Напротив, высшие иерархи позволяли себе немалые вольности, неизбежно становившиеся известными в обществе. «Меня возмущает поведение некоторых дам с владыкою [митрополитом Исидором],– записала А. В. Богданович в дневник 15 февраля 1888 года. – Сегодня Олендская рассказала, как баронесса Лизандер спряталась у него под столом, что они всюду ее искали. Это неприлично». В петербургских салонах передавали словцо Т. И. Филиппова, что Господь наказывает Россию «долголетием митрополита Исидора» (24, с. 83).

Вошедший на столичную кафедру в 1892 году митрополит Палладий (Раев) также неприязненно относился к обер-прокурору. Иллюзий у Константина Петровича не было. В январе 1885 года после суда над игуменией Митрофанией (Розен) он писал епископу Никанору (Бровковичу): «Это женщина, которой опасаться надо. Она обманула уже многих, доверившихся ей. И великая княгиня Александра Петровна, и покойная Императрица [Мария Александровна] горько сожалели об оказанном ей когда-то доверии. Последние дни покойного митрополита Иннокентия [Вениаминов, митрополит Московский и Коломенский] были отравлены последствиями его уступчивости проискам этой женщины» (цит. по: 136, с. 120).
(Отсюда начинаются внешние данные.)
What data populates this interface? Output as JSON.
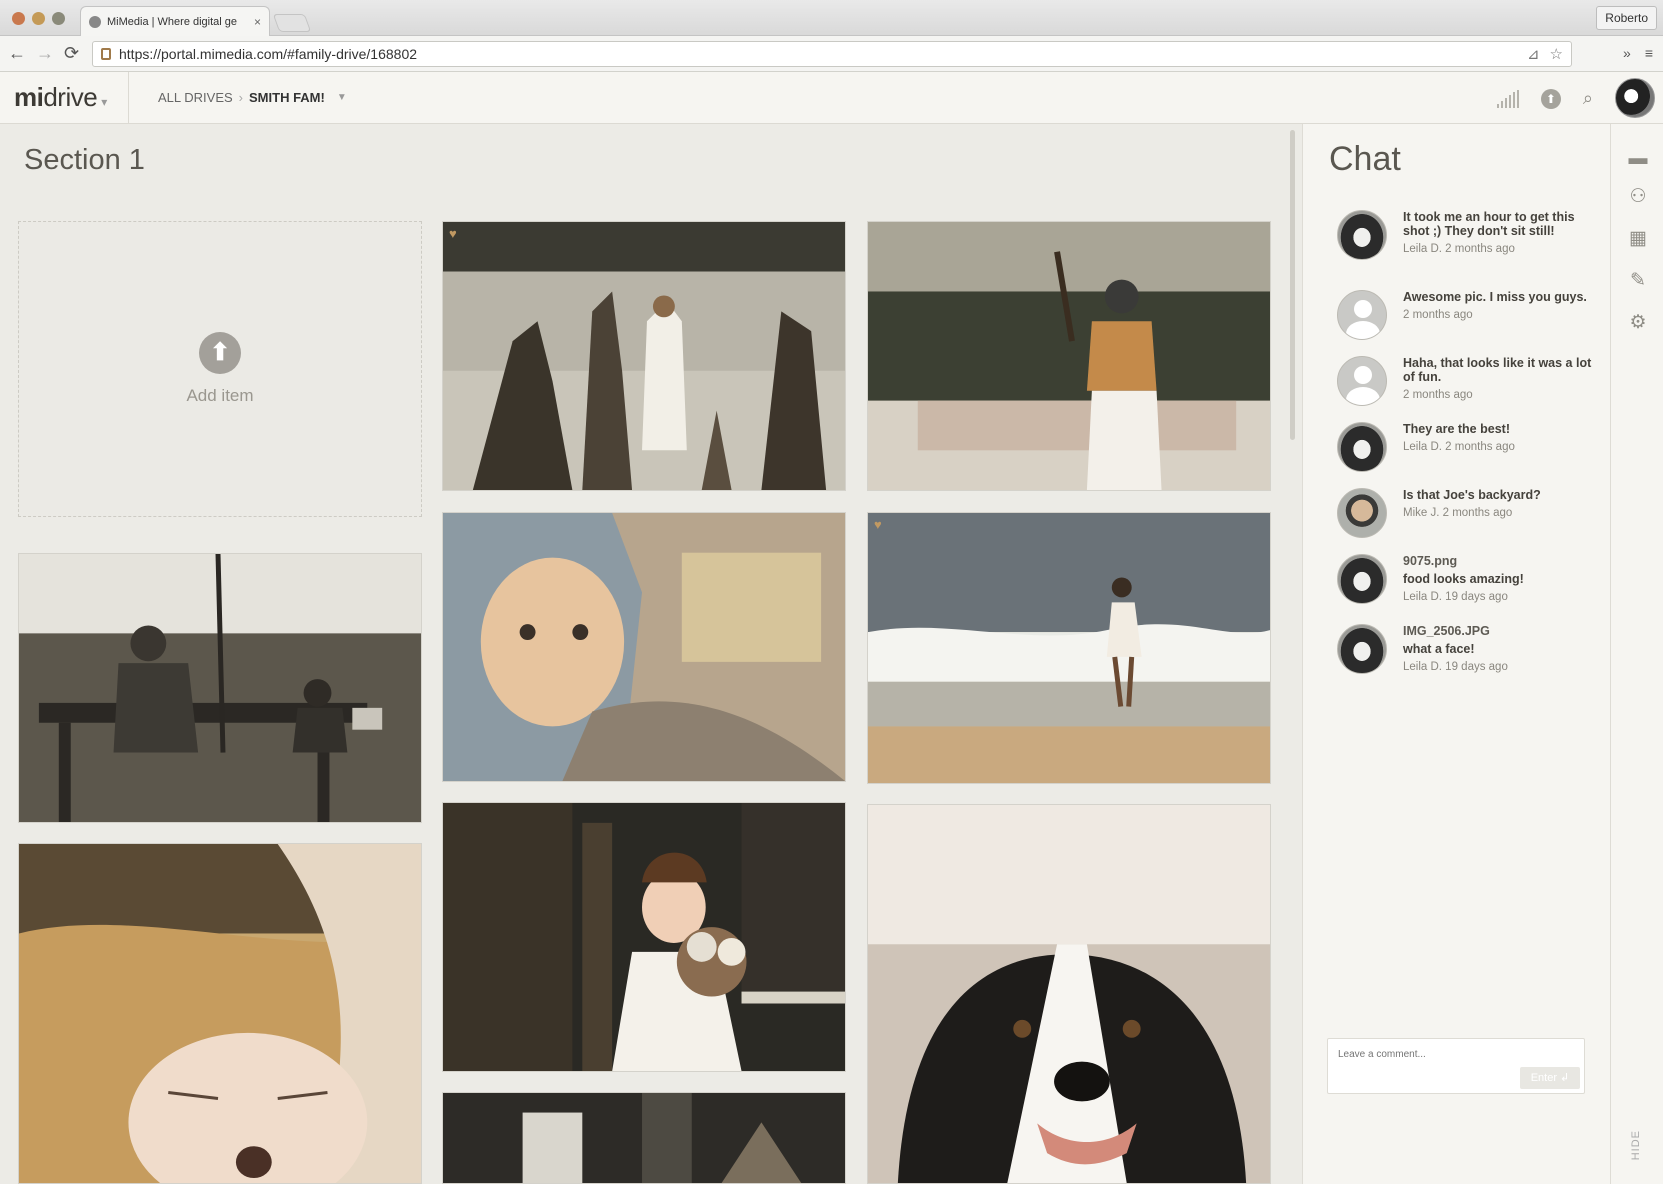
{
  "browser": {
    "tab_title": "MiMedia | Where digital ge",
    "tab_close": "×",
    "profile": "Roberto",
    "url": "https://portal.mimedia.com/#family-drive/168802",
    "back": "←",
    "forward": "→",
    "reload": "⟳",
    "extensions": "»",
    "menu": "≡"
  },
  "app": {
    "logo_light": "mi",
    "logo_rest": "drive",
    "breadcrumb": {
      "root": "ALL DRIVES",
      "separator": "›",
      "current": "SMITH FAM!"
    }
  },
  "main": {
    "section_title": "Section 1",
    "add_item_label": "Add item",
    "add_item_icon": "⬆"
  },
  "photos": [
    {
      "name": "photo-lake-girl",
      "favorite": true
    },
    {
      "name": "photo-baseball-boy",
      "favorite": false
    },
    {
      "name": "photo-park-bench",
      "favorite": false
    },
    {
      "name": "photo-baby-blanket",
      "favorite": false
    },
    {
      "name": "photo-beach-girl",
      "favorite": true
    },
    {
      "name": "photo-newborn",
      "favorite": false
    },
    {
      "name": "photo-flower-girl",
      "favorite": false
    },
    {
      "name": "photo-border-collie",
      "favorite": false
    },
    {
      "name": "photo-partial",
      "favorite": false
    }
  ],
  "chat": {
    "title": "Chat",
    "messages": [
      {
        "avatar": "dog",
        "file": "",
        "text": "It took me an hour to get this shot ;) They don't sit still!",
        "meta": "Leila D. 2 months ago"
      },
      {
        "avatar": "generic",
        "file": "",
        "text": "Awesome pic. I miss you guys.",
        "meta": "2 months ago"
      },
      {
        "avatar": "generic",
        "file": "",
        "text": "Haha, that looks like it was a lot of fun.",
        "meta": "2 months ago"
      },
      {
        "avatar": "dog",
        "file": "",
        "text": "They are the best!",
        "meta": "Leila D. 2 months ago"
      },
      {
        "avatar": "man",
        "file": "",
        "text": "Is that Joe's backyard?",
        "meta": "Mike J. 2 months ago"
      },
      {
        "avatar": "dog",
        "file": "9075.png",
        "text": "food looks amazing!",
        "meta": "Leila D. 19 days ago"
      },
      {
        "avatar": "dog",
        "file": "IMG_2506.JPG",
        "text": "what a face!",
        "meta": "Leila D. 19 days ago"
      }
    ],
    "comment_placeholder": "Leave a comment...",
    "enter_label": "Enter ↲"
  },
  "rail": {
    "hide_label": "HIDE"
  },
  "colors": {
    "accent": "#c19962",
    "background": "#ecebe6",
    "panel": "#f6f5f1"
  }
}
Трудно было не согласиться с сердечным убеждением Победоносцева: «Надо жить народною жизнью, надо молиться заодно с народом» или что «православная церковь красна народом» (123, с. 403), но ведь только к этому нельзя свести церковную жизнь. «Победоносцеву удалось внушить русскому духовенству, что “богословие” не принадлежит к существу Православия», «он ценил религию как быт, но не как искание», «больше ценились добрые чувства и еще дела. Слишком многое в учении веры начинало казаться каким-то напрасным тонкословием», – справедливо отмечал протоиерей Георгий Флоровский (191, с. 416, 422, 423).
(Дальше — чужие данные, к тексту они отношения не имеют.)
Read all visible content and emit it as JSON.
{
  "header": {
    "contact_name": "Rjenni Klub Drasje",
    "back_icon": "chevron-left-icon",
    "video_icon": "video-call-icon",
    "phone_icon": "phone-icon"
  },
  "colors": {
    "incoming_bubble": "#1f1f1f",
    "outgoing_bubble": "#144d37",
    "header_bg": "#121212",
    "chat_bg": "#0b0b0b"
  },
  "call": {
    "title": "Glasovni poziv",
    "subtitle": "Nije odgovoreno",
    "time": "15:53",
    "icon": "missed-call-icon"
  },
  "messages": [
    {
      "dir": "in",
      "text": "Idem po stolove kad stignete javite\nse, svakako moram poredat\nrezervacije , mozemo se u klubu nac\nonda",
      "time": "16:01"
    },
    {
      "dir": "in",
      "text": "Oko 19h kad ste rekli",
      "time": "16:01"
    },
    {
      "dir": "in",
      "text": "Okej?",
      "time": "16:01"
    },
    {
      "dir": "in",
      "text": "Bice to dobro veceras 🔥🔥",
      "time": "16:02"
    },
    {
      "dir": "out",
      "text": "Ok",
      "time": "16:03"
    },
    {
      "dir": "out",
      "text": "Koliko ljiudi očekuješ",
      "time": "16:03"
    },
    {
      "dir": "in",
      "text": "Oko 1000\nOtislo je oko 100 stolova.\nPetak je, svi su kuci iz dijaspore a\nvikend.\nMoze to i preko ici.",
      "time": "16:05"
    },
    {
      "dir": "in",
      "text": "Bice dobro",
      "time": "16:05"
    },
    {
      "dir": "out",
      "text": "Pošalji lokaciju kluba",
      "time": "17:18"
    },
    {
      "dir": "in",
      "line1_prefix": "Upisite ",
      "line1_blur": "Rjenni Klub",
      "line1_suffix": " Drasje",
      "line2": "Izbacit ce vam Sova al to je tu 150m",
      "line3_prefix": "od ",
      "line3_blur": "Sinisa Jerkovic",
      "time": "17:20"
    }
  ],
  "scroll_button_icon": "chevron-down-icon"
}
Победоносцев знал о такого рода критике и отвечал на нее. «Нам говорят, что народ наш невежда в вере своей, исполнен суеверий, страдает от дурных и порочных привычек, – писал он в “Московском сборнике”,– что наше духовенство грубо, невежественно, бездейственно, принижено и мало имеет влияния на народ. Все это во многом справедливо, но все это явления не существенные, а случайные и временные. Они зависят от многих условий, и прежде всего от условий экономических и политических, с изменением коих и явления эти рано или поздно изменятся. Что же существенно?.. Любовь народа к церкви, свободное сознание полного общения в церкви, понятие о церкви как общем достоянии и общем собрании, полнейшее устранение сословного различия в церкви и общение народа со служителями церкви, которые из народа вышли и от него не отделяются ни в житейском быту, ни в добродетелях, ни в самых недостатках, с народом и стоят и падают» (123, с. 399–400).
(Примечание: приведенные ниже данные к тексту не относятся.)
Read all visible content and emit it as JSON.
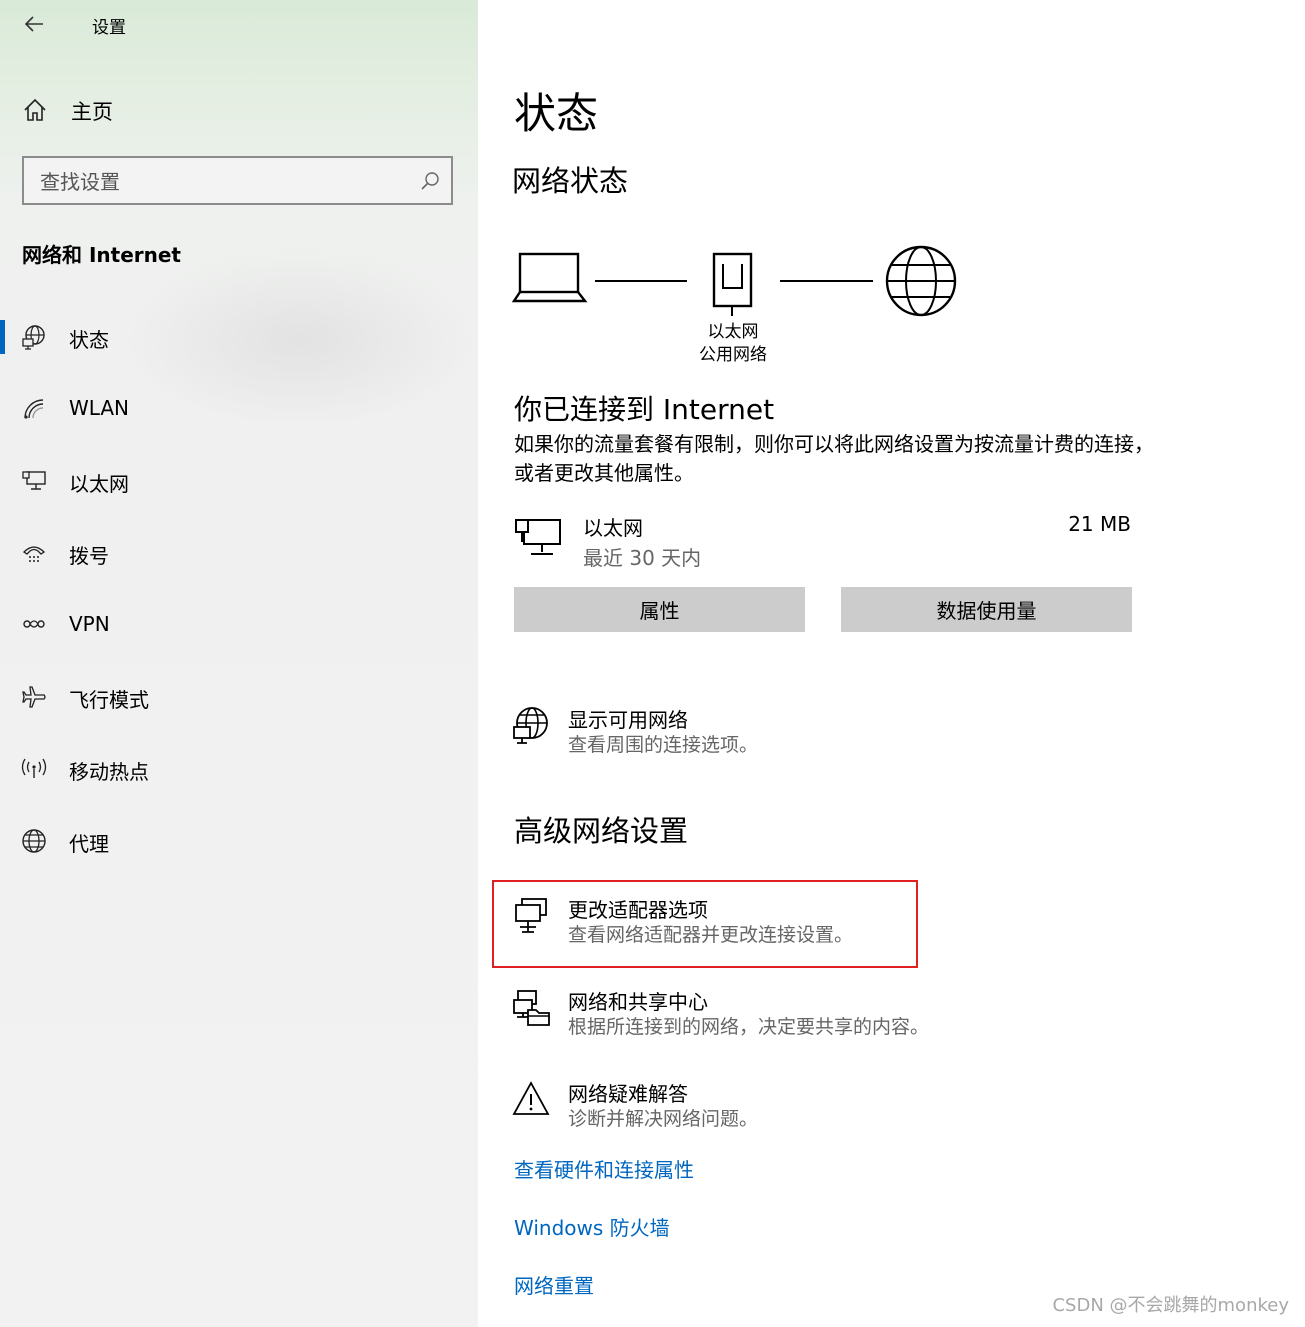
{
  "window": {
    "title": "设置"
  },
  "sidebar": {
    "home_label": "主页",
    "search_placeholder": "查找设置",
    "section_heading": "网络和 Internet",
    "items": [
      {
        "label": "状态",
        "icon": "status-globe-icon",
        "active": true
      },
      {
        "label": "WLAN",
        "icon": "wifi-icon",
        "active": false
      },
      {
        "label": "以太网",
        "icon": "ethernet-icon",
        "active": false
      },
      {
        "label": "拨号",
        "icon": "dialup-icon",
        "active": false
      },
      {
        "label": "VPN",
        "icon": "vpn-icon",
        "active": false
      },
      {
        "label": "飞行模式",
        "icon": "airplane-icon",
        "active": false
      },
      {
        "label": "移动热点",
        "icon": "hotspot-icon",
        "active": false
      },
      {
        "label": "代理",
        "icon": "globe-icon",
        "active": false
      }
    ]
  },
  "main": {
    "title": "状态",
    "network_status_heading": "网络状态",
    "diagram": {
      "adapter_name": "以太网",
      "network_profile": "公用网络"
    },
    "connected_title": "你已连接到 Internet",
    "connected_desc": "如果你的流量套餐有限制，则你可以将此网络设置为按流量计费的连接，或者更改其他属性。",
    "ethernet": {
      "name": "以太网",
      "period": "最近 30 天内",
      "usage": "21 MB"
    },
    "buttons": {
      "properties": "属性",
      "data_usage": "数据使用量"
    },
    "show_networks": {
      "title": "显示可用网络",
      "desc": "查看周围的连接选项。"
    },
    "advanced_heading": "高级网络设置",
    "advanced_items": [
      {
        "title": "更改适配器选项",
        "desc": "查看网络适配器并更改连接设置。",
        "icon": "adapter-icon"
      },
      {
        "title": "网络和共享中心",
        "desc": "根据所连接到的网络，决定要共享的内容。",
        "icon": "sharing-center-icon"
      },
      {
        "title": "网络疑难解答",
        "desc": "诊断并解决网络问题。",
        "icon": "warning-icon"
      }
    ],
    "links": [
      "查看硬件和连接属性",
      "Windows 防火墙",
      "网络重置"
    ],
    "accent_color": "#0067c0",
    "highlight_color": "#e02020"
  },
  "watermark": "CSDN @不会跳舞的monkey"
}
Было бы неверно объяснять кризисные явления в духовной жизни русского народа в начале XX века исключительно политикой обер-прокура-туры и лично Победоносцева. В силу поворотной петровской реформы 1721 года возможности Церкви по саморазвитию и по влиянию на общественное развитие страны оказались стесненными. Во второй половине XIX века вследствие ускоренного социально-экономического роста это привело к неравномерному развитию в российском обществе сфер жизни экономической и социальной по сравнению с идеологической и духовной. Застой в общественности жизни России был вызван столько же стеснениями власти, сколько и действиями ее противников. В. В. Розанов писал в 1910 году: «Напор революции есть напор дикости и самой грубой, азиатской элементарности, а не напор духа и высоты. Революция не была другом философии – этого никогда не надо забывать. Она всегда шла враждебно поэзии – это тоже факт. Весь застой России объясняется также из революции: не Магницкий, не Рунич, не Аракчеев, не Толстой или Победоносцев – но Чернышевский и Писарев были гасителями духа в России, гасителями просвещения в ней». Суждение парадоксального русского мыслителя заслуживает внимания: «Университеты теснились революциею; все репрессии студентов и стеснение лекций – шло от нее же» (141, с. 328).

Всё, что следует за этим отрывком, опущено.